A subsequent thread popped up, with Civic owners eagerly pulling up their mats and submitting photos. It came to light that there were four different designs, showing the HondaJet, the Asimo robot, several Honda motorcycles, the Ayrton-Senna-driven Formula One McLaren MP4/5, and even the Curtiss Special built by founder Soichiro Honda in 1924.
Libraries are serving an important role during the COVID pandemic, but one library in particular does have a bit of advice regarding attempts to ensure that borrowed books are virus-free: don’t microwave them. “[E]very book at that library -- and libraries around the country -- has a metallic radio frequency identification (RFID) tag that can and will burn in a microwave. The tags can also catch on fire...” Turns out the Kent District Library in Grand Rapids, Mich., did get a book back that appeared to have been burnt in a microwave, ostensibly in attempt to de-COVIDize it.
Actually, there is little chance that one can catch the coronavirus from a library book:
the Institute of Museum and Library Services (IMLS) held a webinar on this very topic with David Berendes, a CDC epidemiologist.
"You don't have to really worry about finding ways to disinfect those materials," Berendes said to the attendees, according to a recap of the meeting. "The virus, if it's present, would be present in very low quantities and would die off pretty quickly."
Libraries also have their own protocols in place to sterilize borrowed books.
english teacher: describe a tree in as few words as possible.— Christopher Ashman (@CAshmanActor) July 6, 2020
JRR Tolkien: no
A Side Too Far
One of the greatest cartoons ever was Gary Larson’s The Far Side. Larson retired 25 years ago, but acquiring an iPad has apparently restirred his creative juices, and this week he released his first cartoons in more than two decades.
A compulsive need to make puns can be a sign of brain damage.— Quite Interesting (@qikipedia) July 6, 2020
This Week in Printing, Publishing, and Media History
1865: The first issue of The Nation magazine is published.
1928: Sliced bread is sold for the first time (on the inventor's 48th birthday) by the Chillicothe Baking Company of Chillicothe, Mo. At the time, it was said to have been the greatest thing since..umm…
1889: The first issue of The Wall Street Journal is published.
1947: Reports are broadcast that a UFO crash landed in Roswell, N.M., in what became known as the Roswell UFO incident.
1901: Prolific English author Barbara Cartland born. She published 722 novels and holds the Guinness World Record for the most novels written in a single year (23 in 1976). When she died in 2000, the paper industry went into a severe recession.
1911: Decidedly less prolific English author and illustrator Mervyn Peake born.
1945: Decidedly more prolific author (but nowhere near Cartland’s level), Dean Koontz born.
1856: Serbian-American physicist and engineer Nikola Tesla born.

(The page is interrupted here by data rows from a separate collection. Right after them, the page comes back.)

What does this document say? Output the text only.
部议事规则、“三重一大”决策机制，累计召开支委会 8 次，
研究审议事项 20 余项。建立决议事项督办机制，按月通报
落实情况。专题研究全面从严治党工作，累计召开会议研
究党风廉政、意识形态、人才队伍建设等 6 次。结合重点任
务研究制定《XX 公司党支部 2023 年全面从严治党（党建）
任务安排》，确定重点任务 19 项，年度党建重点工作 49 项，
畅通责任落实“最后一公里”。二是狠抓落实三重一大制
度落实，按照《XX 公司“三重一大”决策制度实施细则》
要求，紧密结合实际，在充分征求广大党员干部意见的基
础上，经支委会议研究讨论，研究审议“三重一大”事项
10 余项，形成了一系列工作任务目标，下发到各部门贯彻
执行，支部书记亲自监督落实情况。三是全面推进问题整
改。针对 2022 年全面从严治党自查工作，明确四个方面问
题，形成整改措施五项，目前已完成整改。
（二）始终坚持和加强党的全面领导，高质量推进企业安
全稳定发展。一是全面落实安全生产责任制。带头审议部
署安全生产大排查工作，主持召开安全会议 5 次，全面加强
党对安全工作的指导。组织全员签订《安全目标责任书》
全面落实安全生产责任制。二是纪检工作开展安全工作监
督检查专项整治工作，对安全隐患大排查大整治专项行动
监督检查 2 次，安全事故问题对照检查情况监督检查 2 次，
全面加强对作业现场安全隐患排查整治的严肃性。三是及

1871: French novelist Marcel Proust born. In Remembrance of Things Past, he probably wrote as many words in one novel as Cartland wrote in 722.
1888: Greek-Italian painter and set designer Giorgio de Chirico born.
1962: Telstar, the world’s first communications satellite, is launched into orbit.
1978: ABC World News Tonight premieres.
2008: Apple’s AppStore opens.
1804: U.S. Vice President Aaron Burr (spoiler alert) mortally wounds Alexander Hamilton in a duel.
1927: American-Canadian physicist and engineer, and inventor of the laser Theodore Maiman born.
1960: To Kill a Mockingbird by Harper Lee is first published in the United States.
1493: Hartmann Schedel’s Nuremberg Chronicle, one of the best-documented early printed books, is published. (The Museum of Printing in Haverhill, Mass., has an original copy of the Nuremberg Chronicle, one of only 400 copies in the world.)
1580: The Ostrog Bible, one of the early printed Bibles in a Slavic language, is published.
1854: George Eastman, founder of Eastman Kodak, born.